Estou fornecendo apenas os esboços mais básicos de três histórias repletas de detalhes estranhos e tristemente humorísticos. Lanthimos não faz nenhuma tentativa de explicar as ações de seus personagens. Embora haja uma racionalidade distorcida em ação em cada conto, o roteiro e a atuação são amplamente inexpressivos. Diante de uma catástrofe pessoal, os protagonistas enlouquecem silenciosamente, mas adotam uma máscara social calma para lidar com o problema. Nós nos vemos copiando-os, à medida que a linha entre realidade e ilusão se torna turva. Lembre-se da famosa citação de Gilbert Chesterton no livro Ortodoxia (1908): "O louco não é o homem que perdeu a razão. O louco é o homem que perdeu tudo, exceto a razão."

Olhando para os acontecimentos, eu interpreto cada ato cruel e incomum neste filme como uma forma de “gentileza”, em dar a uma pessoa o que ela mais urgentemente quer. Se é uma preferência saudável é outra questão. Para os controladores, qualquer migalha que eles jogam para os escravos se qualifica como um ato de gentileza. Para os subordinados com lavagem cerebral, até mesmo o comando ou pedido mais brutal precisa ser seguido cegamente, se eles quiserem manter o favor de seu suserano.

Divulgação | 20th Century Studios

Cada história tem seus mestres e escravos, mas as relações de poder neste filme, não menos do que as relações sexuais, estão longe de ser diretas. Daniel, na segunda história, é o personagem mais perturbado, mas ele se torna um tirano em sua própria casa. Richard, na primeira história, está desesperado para retornar à gaiola da qual ele acabou de escapar. O mesmo acontece com Emily na terceira história, cujo único foco é se reunir com o culto bizarro de Omi. Todos os três capítulos envolvem demandas por "amor", que não podem ser separadas da submissão total. Patologistas sexuais como Richard von Krafft-Ebing, que investigaram o sadomasoquismo e outras perversões, teriam muito a dizer. Não é coincidência que o filme comece com uma explosão de Annie Lennox cantando Sweet Dreams em um rádio de carro. "Alguns deles querem abusar de você, alguns deles querem ser abusados..."

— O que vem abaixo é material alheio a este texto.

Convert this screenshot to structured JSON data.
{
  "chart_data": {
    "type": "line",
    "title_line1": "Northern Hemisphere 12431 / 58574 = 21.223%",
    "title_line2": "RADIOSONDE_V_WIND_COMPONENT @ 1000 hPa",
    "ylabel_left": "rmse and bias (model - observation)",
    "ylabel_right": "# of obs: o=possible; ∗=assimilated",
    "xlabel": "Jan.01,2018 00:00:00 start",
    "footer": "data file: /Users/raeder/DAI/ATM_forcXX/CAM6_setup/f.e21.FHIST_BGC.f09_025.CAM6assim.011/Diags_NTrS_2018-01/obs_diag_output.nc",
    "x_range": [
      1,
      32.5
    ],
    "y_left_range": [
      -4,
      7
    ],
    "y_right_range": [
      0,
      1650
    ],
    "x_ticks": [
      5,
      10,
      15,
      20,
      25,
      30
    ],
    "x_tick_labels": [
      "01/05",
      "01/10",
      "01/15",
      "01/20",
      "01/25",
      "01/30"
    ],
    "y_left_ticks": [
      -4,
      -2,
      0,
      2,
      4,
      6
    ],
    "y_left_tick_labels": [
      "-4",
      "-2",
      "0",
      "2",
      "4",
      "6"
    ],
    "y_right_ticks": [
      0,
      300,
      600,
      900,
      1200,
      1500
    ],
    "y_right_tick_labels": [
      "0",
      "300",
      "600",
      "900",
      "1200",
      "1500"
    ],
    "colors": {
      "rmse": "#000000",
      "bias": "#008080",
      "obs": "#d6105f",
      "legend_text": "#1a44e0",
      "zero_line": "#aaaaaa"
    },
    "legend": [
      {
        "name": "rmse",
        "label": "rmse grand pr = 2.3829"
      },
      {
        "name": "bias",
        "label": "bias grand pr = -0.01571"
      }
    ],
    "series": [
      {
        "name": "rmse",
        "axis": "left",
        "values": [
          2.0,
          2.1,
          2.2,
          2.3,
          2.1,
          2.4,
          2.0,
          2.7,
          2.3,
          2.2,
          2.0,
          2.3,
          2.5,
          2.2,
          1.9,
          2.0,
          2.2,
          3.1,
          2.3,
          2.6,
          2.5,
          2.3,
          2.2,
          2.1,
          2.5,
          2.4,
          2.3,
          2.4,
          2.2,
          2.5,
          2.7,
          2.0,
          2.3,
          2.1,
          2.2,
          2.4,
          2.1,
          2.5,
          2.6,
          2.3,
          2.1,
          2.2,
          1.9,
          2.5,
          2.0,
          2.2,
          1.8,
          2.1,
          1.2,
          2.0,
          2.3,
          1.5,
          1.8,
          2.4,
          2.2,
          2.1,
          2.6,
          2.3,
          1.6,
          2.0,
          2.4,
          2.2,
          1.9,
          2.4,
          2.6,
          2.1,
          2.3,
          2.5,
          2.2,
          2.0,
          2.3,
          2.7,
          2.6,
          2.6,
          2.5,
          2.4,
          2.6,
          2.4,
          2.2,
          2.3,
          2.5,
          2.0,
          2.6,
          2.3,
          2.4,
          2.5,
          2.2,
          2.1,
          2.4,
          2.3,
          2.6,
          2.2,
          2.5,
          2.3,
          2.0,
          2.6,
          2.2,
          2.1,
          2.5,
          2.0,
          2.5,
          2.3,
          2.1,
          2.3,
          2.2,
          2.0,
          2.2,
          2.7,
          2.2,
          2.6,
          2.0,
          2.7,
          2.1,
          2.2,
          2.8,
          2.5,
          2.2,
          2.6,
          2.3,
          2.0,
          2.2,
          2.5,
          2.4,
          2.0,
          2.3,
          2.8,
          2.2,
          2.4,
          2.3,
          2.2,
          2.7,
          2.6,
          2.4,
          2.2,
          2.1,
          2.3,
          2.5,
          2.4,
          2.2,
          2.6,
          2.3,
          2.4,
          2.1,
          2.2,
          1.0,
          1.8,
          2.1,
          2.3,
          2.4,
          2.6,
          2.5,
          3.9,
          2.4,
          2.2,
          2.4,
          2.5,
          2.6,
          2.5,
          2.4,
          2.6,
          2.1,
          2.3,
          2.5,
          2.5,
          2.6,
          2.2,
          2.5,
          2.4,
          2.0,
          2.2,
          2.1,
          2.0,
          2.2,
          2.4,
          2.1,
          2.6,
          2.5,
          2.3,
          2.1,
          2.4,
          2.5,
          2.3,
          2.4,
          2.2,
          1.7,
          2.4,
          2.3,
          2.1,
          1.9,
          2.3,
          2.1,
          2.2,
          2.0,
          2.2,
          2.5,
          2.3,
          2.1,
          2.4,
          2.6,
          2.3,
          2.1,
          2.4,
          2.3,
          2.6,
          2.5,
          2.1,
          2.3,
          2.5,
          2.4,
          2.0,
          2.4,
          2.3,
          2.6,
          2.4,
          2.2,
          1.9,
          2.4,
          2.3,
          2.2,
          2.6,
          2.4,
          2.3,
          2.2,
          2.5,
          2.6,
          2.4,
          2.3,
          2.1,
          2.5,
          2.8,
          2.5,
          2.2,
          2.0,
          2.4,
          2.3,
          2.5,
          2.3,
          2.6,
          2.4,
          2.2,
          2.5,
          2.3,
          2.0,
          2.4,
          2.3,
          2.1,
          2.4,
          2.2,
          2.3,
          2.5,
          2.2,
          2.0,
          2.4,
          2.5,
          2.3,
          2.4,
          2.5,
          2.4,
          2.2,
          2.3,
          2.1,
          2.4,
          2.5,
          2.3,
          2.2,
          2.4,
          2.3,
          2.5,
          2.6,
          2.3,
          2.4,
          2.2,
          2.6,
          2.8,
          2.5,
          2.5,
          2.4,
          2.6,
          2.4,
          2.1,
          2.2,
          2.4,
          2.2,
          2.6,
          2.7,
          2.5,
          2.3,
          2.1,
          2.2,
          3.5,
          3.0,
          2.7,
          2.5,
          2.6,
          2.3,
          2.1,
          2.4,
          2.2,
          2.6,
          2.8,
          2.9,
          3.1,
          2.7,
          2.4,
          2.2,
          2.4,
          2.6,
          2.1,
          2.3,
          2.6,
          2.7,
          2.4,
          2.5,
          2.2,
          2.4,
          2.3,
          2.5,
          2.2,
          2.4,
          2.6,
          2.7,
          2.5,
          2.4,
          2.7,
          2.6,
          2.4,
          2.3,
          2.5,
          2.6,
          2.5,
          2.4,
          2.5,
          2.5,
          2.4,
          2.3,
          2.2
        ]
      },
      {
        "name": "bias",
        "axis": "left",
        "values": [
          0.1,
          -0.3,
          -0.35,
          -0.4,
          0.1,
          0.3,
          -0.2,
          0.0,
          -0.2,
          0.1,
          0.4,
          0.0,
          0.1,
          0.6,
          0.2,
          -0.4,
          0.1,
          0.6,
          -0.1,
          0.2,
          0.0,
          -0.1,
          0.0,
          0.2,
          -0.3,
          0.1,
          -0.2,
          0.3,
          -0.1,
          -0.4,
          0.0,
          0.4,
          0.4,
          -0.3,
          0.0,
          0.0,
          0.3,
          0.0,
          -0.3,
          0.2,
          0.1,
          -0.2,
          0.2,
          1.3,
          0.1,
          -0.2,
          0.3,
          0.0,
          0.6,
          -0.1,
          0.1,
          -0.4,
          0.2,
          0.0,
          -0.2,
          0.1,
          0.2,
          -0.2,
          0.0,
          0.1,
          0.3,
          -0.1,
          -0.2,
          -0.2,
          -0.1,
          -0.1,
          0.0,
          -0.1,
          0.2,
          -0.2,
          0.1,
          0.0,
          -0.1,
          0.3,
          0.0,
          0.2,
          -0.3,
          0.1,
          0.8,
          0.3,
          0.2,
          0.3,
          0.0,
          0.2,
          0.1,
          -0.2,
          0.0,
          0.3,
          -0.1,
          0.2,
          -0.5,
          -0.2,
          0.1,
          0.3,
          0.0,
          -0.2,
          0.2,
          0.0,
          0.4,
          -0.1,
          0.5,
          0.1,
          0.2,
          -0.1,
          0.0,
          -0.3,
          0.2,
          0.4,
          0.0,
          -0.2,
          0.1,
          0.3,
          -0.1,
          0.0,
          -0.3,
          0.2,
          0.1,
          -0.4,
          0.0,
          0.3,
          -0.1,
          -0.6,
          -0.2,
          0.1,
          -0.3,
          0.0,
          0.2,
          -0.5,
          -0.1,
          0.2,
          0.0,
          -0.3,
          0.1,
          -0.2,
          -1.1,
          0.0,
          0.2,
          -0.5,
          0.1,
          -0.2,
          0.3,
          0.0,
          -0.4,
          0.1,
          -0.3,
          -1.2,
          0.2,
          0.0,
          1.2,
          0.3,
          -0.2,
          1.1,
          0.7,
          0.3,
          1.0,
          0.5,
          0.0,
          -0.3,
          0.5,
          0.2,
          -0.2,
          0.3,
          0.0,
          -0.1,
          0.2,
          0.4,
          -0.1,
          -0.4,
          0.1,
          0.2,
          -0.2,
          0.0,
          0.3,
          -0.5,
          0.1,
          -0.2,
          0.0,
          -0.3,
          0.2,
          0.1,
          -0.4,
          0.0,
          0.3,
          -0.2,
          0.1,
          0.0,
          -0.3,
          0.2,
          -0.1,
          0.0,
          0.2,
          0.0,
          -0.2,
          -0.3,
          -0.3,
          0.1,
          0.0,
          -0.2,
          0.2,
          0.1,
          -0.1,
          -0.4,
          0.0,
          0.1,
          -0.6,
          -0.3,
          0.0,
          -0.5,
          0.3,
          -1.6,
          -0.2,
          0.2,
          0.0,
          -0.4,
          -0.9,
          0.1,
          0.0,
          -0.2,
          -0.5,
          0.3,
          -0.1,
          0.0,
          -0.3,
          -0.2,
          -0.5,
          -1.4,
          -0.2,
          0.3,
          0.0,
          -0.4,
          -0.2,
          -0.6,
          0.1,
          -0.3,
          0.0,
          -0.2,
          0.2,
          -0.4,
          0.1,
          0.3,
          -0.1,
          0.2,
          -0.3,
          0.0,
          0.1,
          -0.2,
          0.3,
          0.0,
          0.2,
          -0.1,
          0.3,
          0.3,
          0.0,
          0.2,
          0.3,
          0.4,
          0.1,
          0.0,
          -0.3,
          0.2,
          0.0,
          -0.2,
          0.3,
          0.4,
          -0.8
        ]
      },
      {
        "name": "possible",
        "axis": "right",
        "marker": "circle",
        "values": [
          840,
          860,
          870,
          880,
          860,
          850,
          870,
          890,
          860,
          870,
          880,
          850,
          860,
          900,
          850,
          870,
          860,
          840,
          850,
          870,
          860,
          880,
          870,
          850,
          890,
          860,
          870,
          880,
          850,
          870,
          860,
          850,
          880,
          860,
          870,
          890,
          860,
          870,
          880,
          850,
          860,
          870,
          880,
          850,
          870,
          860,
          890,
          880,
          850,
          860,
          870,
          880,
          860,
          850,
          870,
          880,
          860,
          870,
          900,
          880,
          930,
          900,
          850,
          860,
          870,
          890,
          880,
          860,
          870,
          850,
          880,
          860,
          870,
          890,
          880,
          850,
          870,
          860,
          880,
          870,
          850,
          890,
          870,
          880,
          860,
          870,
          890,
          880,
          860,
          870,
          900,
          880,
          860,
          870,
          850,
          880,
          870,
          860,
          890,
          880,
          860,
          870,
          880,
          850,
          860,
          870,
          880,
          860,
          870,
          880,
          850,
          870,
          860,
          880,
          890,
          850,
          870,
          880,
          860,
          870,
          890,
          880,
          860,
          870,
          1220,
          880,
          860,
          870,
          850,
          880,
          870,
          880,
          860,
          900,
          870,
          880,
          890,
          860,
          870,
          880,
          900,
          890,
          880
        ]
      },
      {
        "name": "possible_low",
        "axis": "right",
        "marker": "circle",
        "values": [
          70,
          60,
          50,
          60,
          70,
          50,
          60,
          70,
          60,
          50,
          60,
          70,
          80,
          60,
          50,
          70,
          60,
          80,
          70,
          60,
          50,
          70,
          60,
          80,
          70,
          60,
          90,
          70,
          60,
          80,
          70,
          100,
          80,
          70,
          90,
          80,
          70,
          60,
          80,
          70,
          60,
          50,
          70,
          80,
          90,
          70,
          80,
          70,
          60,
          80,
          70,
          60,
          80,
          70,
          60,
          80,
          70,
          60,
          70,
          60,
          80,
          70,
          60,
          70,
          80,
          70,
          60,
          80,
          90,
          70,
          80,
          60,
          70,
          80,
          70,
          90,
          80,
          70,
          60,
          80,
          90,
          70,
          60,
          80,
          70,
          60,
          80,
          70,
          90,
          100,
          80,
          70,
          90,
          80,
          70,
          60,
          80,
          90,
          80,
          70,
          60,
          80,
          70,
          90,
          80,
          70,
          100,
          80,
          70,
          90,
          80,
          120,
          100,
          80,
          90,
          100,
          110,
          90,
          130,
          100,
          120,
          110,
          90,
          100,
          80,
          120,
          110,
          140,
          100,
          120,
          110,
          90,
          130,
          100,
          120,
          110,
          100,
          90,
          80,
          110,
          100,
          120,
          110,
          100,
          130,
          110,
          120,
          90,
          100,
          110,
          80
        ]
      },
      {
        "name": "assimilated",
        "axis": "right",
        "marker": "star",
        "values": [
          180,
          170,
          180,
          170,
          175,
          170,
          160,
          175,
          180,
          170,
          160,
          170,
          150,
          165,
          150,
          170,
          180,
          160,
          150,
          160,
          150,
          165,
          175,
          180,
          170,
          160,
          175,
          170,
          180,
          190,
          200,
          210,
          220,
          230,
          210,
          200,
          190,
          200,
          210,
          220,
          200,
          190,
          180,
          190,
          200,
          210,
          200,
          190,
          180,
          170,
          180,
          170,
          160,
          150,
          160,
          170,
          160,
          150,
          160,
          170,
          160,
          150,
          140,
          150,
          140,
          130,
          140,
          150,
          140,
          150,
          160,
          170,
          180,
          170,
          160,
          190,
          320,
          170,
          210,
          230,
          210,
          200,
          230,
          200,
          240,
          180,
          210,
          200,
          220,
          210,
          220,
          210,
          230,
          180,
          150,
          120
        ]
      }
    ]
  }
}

A trilha sonora, composta por Jerskin Fendrix (que também compôs a música para Pobres Criaturas), não é nem de longe tão explícita, muitas vezes se desintegrando em uma sequência discordante de notas arrancadas no piano, ecoando os pensamentos e desejos confusos dos personagens principais.

Tipos de Gentileza é um filme desconfortavelmente "instigante" que se mostrará confuso para alguns espectadores e repulsivo para outros. Eu suspeito que admiradores serão minoria, limitados àqueles que compartilham o prazer de Lanthimos pela ambiguidade. Como contador de histórias, ele não está nem um pouco interessado em fornecer explicações para ações cujas motivações estão enterradas profundamente nas psique dos personagens. Embora dividida em três partes distintas, a ação se desenrola em um ritmo lento e deliberado, com uma crescente sensação de pouca lucidez e alguns momentos verdadeiramente revoltantes. Pode ser que o relacionamento sadomasoquista definitivo explorado neste filme seja entre o diretor e seu público.

"Tipos de Gentileza" estreia em 22 de agosto nos cinemas nacionais.